The data is not included in the git distribution because it's very large. To fetch the data and place it in the appropriate directory and format it for training, run the following commands:
mkdir data
cd data
wget http://rtw.ml.cmu.edu/tacl2015_csf/tacl2015-training.txt.gz
gunzip tacl2015-training.txt.gz
./src/scripts/process_training_data.sh
This will create four directories under data. Two of them are are data/predicate and data/query, which are contain training data for the predicate and query ranking objectives from the paper, respectively. There is also a variant of each of these suffixed with "_small" which contains a subsampled version of the original dataset. Each data directory contains three files:
entities.txt
-- defines the list of entities and entity tuples in the category and relation matriceswords.txt
-- defines the list of category and relation predicateslf.txt
-- training examples
To train the matrix factorization models with the predicate ranking objective, run:
./src/scripts/train_predicate_ranking.sh
For the query ranking objective, run:
./src/scripts/train_query_ranking.sh
By default, these scripts train on the subsampled predicate/query data
generated above. To use a different data set, change the value of the
DATA_DIR
variable within them. The output of these scripts will be
directed into the output/<dataset_name>/
directory. This output
includes a log file that shows the progression of training and a model
file containing the trained models serialized as a Java object.

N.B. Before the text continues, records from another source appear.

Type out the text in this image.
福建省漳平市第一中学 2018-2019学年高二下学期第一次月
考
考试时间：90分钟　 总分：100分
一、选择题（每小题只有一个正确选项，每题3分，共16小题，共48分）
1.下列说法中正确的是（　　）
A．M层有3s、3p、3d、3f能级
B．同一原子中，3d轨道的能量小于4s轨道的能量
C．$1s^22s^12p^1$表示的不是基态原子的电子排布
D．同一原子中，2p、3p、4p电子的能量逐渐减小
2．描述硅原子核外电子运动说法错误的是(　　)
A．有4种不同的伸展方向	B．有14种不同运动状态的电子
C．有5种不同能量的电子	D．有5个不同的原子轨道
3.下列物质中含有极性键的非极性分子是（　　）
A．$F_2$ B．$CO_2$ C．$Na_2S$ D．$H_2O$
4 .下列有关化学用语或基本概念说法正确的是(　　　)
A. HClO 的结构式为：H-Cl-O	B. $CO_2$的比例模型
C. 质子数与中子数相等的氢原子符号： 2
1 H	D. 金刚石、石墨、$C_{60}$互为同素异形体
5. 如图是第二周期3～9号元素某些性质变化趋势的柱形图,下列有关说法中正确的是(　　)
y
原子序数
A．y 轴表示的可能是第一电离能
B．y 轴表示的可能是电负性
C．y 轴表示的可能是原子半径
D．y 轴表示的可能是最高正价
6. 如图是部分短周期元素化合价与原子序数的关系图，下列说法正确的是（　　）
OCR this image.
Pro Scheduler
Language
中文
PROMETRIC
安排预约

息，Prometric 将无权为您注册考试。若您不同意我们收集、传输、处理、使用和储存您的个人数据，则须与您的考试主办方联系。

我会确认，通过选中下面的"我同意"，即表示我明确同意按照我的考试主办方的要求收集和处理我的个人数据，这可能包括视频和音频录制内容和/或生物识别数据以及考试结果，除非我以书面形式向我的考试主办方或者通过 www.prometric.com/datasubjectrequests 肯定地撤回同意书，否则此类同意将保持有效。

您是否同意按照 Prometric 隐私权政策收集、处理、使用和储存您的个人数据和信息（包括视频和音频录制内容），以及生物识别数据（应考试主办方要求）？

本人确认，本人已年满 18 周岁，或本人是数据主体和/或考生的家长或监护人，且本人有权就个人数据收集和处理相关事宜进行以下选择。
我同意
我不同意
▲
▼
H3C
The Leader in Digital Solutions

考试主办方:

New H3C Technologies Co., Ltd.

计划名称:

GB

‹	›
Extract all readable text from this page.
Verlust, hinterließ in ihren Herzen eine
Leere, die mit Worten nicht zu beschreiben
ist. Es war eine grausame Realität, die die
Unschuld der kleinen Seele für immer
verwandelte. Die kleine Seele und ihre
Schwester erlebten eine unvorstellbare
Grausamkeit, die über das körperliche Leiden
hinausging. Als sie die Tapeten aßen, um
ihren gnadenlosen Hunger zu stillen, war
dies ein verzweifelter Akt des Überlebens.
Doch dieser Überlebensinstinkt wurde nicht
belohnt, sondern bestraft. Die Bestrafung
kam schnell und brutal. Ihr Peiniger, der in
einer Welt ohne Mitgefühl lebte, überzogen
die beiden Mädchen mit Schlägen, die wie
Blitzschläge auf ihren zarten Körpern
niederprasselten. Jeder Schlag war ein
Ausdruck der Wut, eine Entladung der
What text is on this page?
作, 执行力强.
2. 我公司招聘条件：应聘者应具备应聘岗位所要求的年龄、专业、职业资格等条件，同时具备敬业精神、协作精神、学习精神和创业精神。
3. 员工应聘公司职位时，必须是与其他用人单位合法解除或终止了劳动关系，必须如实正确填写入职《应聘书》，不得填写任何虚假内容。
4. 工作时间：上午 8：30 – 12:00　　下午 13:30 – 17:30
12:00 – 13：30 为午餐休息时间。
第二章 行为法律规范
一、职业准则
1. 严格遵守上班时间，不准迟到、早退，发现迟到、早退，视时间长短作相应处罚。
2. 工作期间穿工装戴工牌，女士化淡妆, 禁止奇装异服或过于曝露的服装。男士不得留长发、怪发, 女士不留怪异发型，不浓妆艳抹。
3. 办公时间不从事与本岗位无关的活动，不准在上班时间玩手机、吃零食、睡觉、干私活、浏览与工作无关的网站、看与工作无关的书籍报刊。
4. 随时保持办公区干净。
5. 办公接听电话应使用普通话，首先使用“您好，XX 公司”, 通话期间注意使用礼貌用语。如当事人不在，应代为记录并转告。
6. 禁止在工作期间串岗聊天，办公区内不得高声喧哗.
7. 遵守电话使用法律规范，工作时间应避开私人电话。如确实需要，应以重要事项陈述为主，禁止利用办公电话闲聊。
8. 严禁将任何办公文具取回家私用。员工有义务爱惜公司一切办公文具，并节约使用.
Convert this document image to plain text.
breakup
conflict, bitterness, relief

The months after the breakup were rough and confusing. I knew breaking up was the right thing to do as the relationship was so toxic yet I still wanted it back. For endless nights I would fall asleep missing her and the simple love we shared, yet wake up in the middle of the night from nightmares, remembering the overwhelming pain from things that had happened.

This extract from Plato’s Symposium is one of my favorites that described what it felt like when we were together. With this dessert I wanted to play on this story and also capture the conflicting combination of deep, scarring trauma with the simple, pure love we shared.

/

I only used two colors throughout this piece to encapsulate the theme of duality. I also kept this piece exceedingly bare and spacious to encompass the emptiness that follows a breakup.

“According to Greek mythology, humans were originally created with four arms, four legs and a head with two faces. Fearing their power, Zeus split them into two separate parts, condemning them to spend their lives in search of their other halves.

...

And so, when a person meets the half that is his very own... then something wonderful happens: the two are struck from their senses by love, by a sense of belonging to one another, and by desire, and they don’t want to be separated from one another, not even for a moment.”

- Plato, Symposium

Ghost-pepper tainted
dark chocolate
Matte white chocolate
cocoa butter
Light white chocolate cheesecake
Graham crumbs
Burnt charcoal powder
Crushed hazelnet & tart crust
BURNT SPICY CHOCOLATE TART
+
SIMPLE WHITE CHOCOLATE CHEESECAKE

You can interactively run queries against a trained model. To start, run the following command:
./src/scripts/run_model.sh
This command starts an interactive lisp interpreter. (The command line is not very usable at the moment.) You can run queries using the following command:
(expression-eval (quote (print-predicate-marginals **QUERY** entity-array)))
For example, to get "17th-century painter from France", we can run:
(expression-eval (quote (print-predicate-marginals (lambda x (and ((word-cat "17th-century") x) ((word-cat "painter") x) ((word-rel "from") x "/m/0f8l9c"))) entity-array)))
Above, "/m/0f8l9c" is the Freebase mid for France. This command prints out the marginal probability that each entity in entity-array is in the denotation of the query.